Journal of Logic and Computation | 2008
Anselmo Peñas; Álvaro Rodrigo; Valentín Sama; Felisa Verdejo
Question answering (QA) is a task that deserves more collaboration between natural language processing (NLP) and knowledge representation (KR) communities, not only to introduce reasoning when looking for answers or making use of answer type taxonomies and encyclopaedic knowledge, but also, as discussed here, for answer validation (AV), that is to say, to decide whether the responses of a QA system are correct or not. This was one of the motivations for the first Answer Validation Exercise at CLEF 2006 (AVE 2006). The starting point for the AVE 2006 was the reformulation of the answer validation as a recognizing textual entailment (RTE) problem, under the assumption that a hypothesis can be automatically generated instantiating a hypothesis pattern with a QA system answer.
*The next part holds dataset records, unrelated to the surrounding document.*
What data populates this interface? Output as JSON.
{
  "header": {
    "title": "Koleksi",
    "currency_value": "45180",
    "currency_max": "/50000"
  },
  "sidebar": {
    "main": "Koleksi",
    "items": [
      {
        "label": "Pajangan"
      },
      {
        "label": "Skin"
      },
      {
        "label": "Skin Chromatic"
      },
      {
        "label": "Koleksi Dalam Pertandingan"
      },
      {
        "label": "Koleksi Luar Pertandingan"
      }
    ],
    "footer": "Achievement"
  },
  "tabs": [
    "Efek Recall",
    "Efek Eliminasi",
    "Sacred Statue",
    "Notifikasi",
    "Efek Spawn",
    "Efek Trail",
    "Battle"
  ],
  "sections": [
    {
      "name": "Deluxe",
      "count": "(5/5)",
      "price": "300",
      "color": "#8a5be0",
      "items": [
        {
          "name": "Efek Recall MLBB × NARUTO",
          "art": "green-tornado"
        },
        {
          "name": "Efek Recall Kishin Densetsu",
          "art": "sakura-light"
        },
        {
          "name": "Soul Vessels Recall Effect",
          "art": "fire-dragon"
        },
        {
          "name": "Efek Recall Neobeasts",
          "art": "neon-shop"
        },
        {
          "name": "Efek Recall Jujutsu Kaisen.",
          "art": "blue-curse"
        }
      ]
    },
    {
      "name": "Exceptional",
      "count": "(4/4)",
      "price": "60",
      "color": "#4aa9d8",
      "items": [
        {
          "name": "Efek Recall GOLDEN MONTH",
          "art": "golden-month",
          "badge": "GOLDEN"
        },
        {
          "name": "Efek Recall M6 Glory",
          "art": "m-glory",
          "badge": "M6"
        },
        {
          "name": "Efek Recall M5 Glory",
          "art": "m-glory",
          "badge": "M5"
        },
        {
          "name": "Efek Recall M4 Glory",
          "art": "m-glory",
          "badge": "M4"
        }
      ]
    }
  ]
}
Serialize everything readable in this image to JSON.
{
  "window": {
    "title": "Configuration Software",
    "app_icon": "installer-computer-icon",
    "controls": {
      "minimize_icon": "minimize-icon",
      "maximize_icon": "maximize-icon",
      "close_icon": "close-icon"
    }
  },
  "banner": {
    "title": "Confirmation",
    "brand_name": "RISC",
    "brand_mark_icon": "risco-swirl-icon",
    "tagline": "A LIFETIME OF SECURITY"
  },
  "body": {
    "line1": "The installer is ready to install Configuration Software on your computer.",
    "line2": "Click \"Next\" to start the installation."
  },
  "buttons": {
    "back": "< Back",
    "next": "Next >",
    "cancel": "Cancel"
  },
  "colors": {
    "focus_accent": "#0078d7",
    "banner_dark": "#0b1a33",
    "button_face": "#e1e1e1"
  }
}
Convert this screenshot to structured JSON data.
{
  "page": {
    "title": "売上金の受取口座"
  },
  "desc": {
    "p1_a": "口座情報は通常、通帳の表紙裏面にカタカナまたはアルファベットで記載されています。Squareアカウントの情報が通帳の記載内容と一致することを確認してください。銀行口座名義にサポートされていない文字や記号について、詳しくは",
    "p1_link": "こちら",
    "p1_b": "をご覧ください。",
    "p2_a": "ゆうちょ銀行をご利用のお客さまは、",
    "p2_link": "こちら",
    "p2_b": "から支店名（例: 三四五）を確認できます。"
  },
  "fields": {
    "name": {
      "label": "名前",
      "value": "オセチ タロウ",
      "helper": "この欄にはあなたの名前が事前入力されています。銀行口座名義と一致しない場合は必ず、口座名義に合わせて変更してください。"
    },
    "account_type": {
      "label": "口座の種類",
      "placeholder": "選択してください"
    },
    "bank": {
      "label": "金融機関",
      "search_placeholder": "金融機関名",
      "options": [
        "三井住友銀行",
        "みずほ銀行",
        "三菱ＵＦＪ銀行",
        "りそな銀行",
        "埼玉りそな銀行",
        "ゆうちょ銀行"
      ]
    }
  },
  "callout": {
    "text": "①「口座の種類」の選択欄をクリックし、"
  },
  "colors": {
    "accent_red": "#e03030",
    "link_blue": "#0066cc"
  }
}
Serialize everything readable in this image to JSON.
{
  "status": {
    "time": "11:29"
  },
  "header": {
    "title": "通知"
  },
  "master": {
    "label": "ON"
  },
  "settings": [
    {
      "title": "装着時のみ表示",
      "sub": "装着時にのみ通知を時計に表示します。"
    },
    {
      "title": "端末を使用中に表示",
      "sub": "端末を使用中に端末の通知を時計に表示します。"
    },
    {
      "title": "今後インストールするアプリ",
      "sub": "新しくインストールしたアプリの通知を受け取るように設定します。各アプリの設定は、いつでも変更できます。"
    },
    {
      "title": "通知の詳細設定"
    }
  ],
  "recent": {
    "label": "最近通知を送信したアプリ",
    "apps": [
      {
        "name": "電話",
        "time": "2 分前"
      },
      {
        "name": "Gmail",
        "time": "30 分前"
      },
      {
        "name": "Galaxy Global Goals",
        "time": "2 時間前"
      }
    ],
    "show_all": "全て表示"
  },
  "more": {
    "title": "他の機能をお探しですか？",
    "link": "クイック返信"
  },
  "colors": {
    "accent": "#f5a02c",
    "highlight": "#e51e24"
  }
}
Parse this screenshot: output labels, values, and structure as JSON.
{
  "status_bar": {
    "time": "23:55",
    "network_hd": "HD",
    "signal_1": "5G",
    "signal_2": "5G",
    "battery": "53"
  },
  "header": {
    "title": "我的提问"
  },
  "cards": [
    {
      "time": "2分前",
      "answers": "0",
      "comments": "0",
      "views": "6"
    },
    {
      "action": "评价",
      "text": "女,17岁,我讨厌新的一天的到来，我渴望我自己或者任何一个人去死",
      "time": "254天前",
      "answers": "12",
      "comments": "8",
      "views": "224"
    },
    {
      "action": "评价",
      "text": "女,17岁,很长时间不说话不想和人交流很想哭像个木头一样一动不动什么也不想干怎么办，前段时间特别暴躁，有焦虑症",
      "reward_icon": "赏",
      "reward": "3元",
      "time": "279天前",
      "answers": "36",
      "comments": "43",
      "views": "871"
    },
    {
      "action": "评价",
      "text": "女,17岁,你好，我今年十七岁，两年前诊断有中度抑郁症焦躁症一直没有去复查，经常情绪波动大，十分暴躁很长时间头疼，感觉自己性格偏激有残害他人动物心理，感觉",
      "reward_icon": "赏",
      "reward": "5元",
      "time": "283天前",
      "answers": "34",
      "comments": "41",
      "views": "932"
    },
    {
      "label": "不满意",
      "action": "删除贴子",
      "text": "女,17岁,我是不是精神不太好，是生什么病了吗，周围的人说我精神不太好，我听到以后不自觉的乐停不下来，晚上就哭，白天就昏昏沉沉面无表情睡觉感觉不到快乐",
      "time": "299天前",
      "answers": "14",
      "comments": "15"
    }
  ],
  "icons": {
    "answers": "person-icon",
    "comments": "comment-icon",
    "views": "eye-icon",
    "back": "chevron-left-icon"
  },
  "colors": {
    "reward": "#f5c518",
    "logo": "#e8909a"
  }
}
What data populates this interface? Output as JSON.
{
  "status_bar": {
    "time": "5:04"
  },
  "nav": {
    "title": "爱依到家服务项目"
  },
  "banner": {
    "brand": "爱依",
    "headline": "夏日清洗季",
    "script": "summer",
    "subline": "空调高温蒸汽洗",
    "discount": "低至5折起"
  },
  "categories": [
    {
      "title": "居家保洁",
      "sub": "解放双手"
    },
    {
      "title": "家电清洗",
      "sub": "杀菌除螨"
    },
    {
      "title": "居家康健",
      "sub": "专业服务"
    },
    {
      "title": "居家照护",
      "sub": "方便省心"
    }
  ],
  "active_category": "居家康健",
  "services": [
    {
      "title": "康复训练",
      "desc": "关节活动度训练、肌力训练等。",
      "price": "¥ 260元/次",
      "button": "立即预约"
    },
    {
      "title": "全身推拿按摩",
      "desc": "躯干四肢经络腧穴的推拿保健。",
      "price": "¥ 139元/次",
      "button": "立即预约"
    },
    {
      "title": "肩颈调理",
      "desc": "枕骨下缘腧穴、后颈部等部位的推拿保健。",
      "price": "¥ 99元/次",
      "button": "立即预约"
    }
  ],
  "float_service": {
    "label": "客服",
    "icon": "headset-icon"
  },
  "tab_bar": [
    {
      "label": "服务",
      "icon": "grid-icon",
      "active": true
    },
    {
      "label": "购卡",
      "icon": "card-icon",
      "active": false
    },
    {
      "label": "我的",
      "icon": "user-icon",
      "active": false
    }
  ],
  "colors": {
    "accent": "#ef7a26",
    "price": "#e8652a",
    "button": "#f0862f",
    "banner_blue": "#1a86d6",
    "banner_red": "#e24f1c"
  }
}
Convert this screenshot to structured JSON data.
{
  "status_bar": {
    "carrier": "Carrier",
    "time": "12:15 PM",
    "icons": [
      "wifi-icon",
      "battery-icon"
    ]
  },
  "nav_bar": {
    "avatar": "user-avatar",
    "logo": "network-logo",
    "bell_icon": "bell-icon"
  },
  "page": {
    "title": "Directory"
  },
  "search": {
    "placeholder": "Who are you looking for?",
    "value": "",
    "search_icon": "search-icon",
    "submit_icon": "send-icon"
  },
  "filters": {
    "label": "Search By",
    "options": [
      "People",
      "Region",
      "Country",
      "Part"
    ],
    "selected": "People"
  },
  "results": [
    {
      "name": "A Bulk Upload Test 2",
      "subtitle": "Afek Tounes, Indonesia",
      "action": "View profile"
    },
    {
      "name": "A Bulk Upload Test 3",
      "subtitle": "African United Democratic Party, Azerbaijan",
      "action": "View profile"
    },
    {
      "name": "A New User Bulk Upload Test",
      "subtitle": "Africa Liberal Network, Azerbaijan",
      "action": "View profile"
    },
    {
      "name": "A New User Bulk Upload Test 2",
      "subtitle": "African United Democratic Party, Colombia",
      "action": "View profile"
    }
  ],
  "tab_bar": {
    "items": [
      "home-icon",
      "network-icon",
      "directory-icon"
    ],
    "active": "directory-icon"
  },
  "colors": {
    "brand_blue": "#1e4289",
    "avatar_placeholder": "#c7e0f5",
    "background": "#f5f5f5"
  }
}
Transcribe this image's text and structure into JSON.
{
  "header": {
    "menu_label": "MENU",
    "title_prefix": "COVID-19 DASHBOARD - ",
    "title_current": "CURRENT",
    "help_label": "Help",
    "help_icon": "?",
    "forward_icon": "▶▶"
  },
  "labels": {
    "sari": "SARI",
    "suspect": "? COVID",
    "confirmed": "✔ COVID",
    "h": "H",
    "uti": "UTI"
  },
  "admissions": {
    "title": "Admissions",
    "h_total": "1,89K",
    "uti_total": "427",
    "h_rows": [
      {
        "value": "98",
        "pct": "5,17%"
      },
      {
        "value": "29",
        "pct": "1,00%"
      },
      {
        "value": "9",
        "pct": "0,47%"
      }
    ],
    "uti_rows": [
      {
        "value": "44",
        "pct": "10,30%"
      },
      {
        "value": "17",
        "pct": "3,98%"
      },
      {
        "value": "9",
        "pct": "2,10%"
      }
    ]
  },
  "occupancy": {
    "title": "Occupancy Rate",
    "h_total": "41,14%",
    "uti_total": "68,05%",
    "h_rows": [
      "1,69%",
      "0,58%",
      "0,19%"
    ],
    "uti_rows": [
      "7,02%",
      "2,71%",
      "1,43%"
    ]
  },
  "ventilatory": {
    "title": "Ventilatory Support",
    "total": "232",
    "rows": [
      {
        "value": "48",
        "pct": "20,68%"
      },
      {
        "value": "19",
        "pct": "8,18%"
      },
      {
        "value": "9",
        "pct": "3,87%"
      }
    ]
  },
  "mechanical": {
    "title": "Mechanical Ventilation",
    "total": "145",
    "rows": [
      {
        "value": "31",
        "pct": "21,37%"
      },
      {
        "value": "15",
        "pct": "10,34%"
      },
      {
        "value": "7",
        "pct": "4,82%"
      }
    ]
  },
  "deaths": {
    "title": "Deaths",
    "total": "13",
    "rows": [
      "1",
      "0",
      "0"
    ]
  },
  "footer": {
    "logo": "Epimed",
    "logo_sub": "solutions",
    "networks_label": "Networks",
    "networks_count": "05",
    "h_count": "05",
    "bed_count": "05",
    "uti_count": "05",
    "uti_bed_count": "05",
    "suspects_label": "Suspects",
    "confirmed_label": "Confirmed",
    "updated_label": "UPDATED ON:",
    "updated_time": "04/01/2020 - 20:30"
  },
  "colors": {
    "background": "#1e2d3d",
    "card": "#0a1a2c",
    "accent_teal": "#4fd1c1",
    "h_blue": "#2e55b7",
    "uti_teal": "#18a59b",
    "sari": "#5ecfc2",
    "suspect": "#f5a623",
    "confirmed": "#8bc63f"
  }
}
The test collections that we developed in seven different languages at AVE 2006 are specially oriented to the development and evaluation of answer validation systems. We show in this article the methodology followed for developing these collections taking advantage of the human assessments already made in the evaluation of QA systems. We also propose an evaluation framework for AV linked to a QA evaluation track. We quantify and discuss the source of errors introduced by the reformulation of the answer validation problem in terms of textual entailment (around 2%, in the range of inter-annotator disagreement). We also show the evaluation results of the first answer validation exercise at CLEF 2006 where 11 groups have participated with 38 runs in seven different languages. The most extensively used techniques were Machine Learning and overlapping measures, but systems with broader knowledge resources and richer representation formalisms obtained the best results.